『朝日新聞政治部』―鮫島浩

この本は、1年前に出た時にちょっと話題になった本で、一応どんなものかと思って図書館で予約し、1年経ってようやく借りて読むことができたものです。

この鮫島さんという人は元朝日新聞の記者で、一番有名なのは福島原発の吉田調書のスクープ事件で、福島原発の事故の時の吉田所長の調書を手に入れ、それをとんでもない解釈で朝日新聞の1面トップにのせた、捏造記者、ということで有名な人です。それ以外でもいかにも朝日新聞らしいとんでもないネットの発言で有名な人です。

この本はいわゆる『意識高い系の若者』(どうもこの手の人は、歳をとっても若者以上には成長できないようです)が何をどう考えているか、を知るのに恰好な本になっています。

自分がいかに自分より偉い人に正面からぶつかっていったか、それによって従来のやり方をどのように変えさせていったか、いかに多くの偉い人を知っているか、自分がいかに不当にいじめられてきたか等々、意識高い系の生態が本人の筆で生き生きと表現されています。

本当に自分にとって痛手になるようなことはあえて言及せず、それほどでもない失敗について書きながら、いかにも、自分の失敗を正直に書く自分って凄いだろう、という意識がありありです。

この人が吉田調書問題で社内で事情聴取されている時、『自分が信頼を寄せていた会社が組織をあげて上から襲いかかってくる恐怖は経験した者にしか分からないかも知れない。』と書いていますが、別に今の時代、殺されるわけでもないのに、嫌ならさっさと会社を辞めてしまえばいいだけなのに、意識高い系が、偉そうなことを言いながらいかに自分が属する組織にべったりしがみついているか、良く分かる言葉です。

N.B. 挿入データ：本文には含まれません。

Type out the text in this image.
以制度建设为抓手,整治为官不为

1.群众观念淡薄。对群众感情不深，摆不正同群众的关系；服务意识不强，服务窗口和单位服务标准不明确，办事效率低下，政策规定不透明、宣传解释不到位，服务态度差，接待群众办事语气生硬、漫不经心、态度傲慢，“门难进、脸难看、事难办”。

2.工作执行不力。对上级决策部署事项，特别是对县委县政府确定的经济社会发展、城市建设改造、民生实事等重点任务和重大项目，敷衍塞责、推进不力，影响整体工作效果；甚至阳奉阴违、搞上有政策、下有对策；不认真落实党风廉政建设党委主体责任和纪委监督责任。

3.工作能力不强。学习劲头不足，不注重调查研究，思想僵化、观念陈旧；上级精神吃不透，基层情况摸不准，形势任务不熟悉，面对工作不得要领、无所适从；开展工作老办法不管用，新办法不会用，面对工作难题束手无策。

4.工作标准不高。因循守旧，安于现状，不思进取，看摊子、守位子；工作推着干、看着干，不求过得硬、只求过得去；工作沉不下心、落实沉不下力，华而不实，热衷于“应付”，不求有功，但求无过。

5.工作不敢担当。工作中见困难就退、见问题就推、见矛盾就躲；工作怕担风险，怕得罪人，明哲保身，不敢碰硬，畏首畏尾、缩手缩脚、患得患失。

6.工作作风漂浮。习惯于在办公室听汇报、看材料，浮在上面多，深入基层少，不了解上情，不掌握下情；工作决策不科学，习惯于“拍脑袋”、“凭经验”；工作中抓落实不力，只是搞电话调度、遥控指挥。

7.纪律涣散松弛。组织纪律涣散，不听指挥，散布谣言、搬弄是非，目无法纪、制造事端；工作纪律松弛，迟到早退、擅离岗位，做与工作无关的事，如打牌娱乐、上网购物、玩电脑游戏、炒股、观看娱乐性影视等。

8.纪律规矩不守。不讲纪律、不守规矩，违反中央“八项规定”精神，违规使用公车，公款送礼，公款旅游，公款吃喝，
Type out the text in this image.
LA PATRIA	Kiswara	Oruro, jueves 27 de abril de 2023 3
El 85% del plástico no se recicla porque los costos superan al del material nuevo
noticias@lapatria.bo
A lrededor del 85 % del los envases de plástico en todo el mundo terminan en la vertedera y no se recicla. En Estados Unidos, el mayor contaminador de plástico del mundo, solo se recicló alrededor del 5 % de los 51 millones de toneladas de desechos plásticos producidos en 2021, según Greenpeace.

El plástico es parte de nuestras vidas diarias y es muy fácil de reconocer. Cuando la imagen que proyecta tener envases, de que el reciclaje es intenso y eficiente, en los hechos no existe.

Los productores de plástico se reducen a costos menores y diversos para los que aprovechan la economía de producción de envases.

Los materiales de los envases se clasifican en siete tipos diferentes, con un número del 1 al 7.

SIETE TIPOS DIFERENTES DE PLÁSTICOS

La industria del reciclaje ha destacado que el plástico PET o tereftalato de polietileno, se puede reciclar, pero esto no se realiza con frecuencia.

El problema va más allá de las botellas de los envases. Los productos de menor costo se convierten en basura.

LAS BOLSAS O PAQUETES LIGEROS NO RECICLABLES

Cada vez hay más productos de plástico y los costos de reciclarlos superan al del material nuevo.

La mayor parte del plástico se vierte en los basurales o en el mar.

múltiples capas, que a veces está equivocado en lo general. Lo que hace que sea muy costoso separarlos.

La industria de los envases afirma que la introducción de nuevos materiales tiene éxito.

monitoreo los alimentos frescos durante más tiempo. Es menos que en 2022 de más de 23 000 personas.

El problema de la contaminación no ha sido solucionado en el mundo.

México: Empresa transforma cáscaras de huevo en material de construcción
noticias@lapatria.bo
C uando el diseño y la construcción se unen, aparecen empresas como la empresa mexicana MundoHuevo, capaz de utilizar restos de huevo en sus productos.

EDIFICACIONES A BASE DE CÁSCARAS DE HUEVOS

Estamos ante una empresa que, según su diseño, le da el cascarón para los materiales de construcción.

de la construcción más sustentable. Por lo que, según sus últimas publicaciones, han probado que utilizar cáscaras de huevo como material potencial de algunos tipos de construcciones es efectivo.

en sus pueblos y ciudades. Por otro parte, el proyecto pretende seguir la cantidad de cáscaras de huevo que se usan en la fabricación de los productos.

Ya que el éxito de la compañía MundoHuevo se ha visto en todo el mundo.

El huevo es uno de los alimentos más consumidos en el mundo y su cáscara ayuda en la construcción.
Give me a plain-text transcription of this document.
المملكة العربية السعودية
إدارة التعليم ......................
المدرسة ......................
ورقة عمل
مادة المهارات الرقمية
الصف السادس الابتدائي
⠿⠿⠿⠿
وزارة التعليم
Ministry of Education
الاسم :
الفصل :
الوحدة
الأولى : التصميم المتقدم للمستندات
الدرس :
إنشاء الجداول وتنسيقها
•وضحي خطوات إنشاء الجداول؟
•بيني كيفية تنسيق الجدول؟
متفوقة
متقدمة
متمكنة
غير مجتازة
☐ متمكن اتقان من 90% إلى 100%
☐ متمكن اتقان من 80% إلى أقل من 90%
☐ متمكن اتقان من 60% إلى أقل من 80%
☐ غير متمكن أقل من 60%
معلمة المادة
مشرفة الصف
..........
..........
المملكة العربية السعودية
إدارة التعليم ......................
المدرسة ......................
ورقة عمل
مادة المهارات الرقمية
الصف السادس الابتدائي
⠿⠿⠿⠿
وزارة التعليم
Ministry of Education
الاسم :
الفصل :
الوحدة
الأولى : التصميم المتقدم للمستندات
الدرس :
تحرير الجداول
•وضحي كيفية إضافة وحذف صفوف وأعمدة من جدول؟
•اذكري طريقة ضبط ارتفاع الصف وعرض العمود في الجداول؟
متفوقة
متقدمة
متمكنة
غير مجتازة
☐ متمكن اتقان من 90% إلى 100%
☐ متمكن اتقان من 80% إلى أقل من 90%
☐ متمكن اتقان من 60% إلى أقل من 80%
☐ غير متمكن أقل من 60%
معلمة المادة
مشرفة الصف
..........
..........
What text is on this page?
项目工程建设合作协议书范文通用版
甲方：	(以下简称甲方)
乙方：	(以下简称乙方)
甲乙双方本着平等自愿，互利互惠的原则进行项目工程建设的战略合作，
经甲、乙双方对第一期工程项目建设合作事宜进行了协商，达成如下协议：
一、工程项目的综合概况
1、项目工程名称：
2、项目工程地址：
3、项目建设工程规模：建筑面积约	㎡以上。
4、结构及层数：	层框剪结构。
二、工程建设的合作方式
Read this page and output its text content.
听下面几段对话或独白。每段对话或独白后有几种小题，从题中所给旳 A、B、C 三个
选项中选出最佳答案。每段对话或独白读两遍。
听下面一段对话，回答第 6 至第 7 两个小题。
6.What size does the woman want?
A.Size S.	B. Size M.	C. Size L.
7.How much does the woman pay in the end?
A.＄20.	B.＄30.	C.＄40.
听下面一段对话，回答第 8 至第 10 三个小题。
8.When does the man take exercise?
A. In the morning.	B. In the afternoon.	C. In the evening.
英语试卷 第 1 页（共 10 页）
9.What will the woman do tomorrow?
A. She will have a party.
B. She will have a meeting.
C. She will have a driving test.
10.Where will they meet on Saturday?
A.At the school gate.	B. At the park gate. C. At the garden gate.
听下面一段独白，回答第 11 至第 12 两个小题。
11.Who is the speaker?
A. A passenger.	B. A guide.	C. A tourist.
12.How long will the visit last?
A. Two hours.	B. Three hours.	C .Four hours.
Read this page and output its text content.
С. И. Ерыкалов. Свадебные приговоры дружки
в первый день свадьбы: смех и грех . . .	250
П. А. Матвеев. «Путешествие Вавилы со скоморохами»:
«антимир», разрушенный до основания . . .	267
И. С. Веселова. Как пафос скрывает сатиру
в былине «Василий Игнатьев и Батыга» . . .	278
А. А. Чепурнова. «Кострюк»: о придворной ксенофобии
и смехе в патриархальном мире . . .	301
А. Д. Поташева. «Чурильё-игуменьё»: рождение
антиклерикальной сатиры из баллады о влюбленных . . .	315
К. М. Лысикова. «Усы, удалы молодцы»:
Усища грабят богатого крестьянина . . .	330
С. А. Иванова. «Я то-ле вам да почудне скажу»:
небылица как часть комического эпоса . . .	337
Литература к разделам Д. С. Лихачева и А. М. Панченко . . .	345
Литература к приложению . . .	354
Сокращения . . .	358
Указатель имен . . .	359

この人は結局停職2週間、記者としての職を解かれ知的財産室という所に配属され、そこで初めてネット上で朝日新聞がどのように扱われているか見るようになった、という事もかいています。それが2015年の事ですから、それまでほとんどネットを見ないで朝日新聞しか見ていなかった、ということのようです。

『朝日新聞記者の大半は毎朝起きてまずは朝日新聞を読む』と書いています。こんな物を朝一の一番頭が冴えている時に毎朝読んでいたら、頭がおかしくならない訳がありません。納得できる話です。

著者は吉田調書問題で会社の処分を受けながら会社にそのままとどまり続け、記者の身分もすぐに回復してもらい、相変わらず問題を起こし続けて、2021年にようやく会社の早期退職の募集に応じて朝日新聞をやめます。そこまでしてしがみつきたい会社だったというより、会社をやめたらどうして良いか分からなくて不安だったと、ということでしょうね。

早期退職に応募してすぐに有給休暇に入り、約3ヵ月にわたりネットに『記者辞めます』と宣言して、そこに至る事情を毎日書き連ね、退職日に会社から貸与されていたパソコンと社員証を会社に返しに行った、なんて話を自慢そうに書いていますが、退職日が決まりそれまで有休消化が決まっている人にそのまま社員証とパソコンを持たせておくというのも、朝日新聞自体が意識高い系の役立たずの会社だ、ということの現れだと思います。

これを読んだ所で何の役にも立たない本ですが、このような内容の意識高い系の人の自画像に興味がある人にはお勧めします。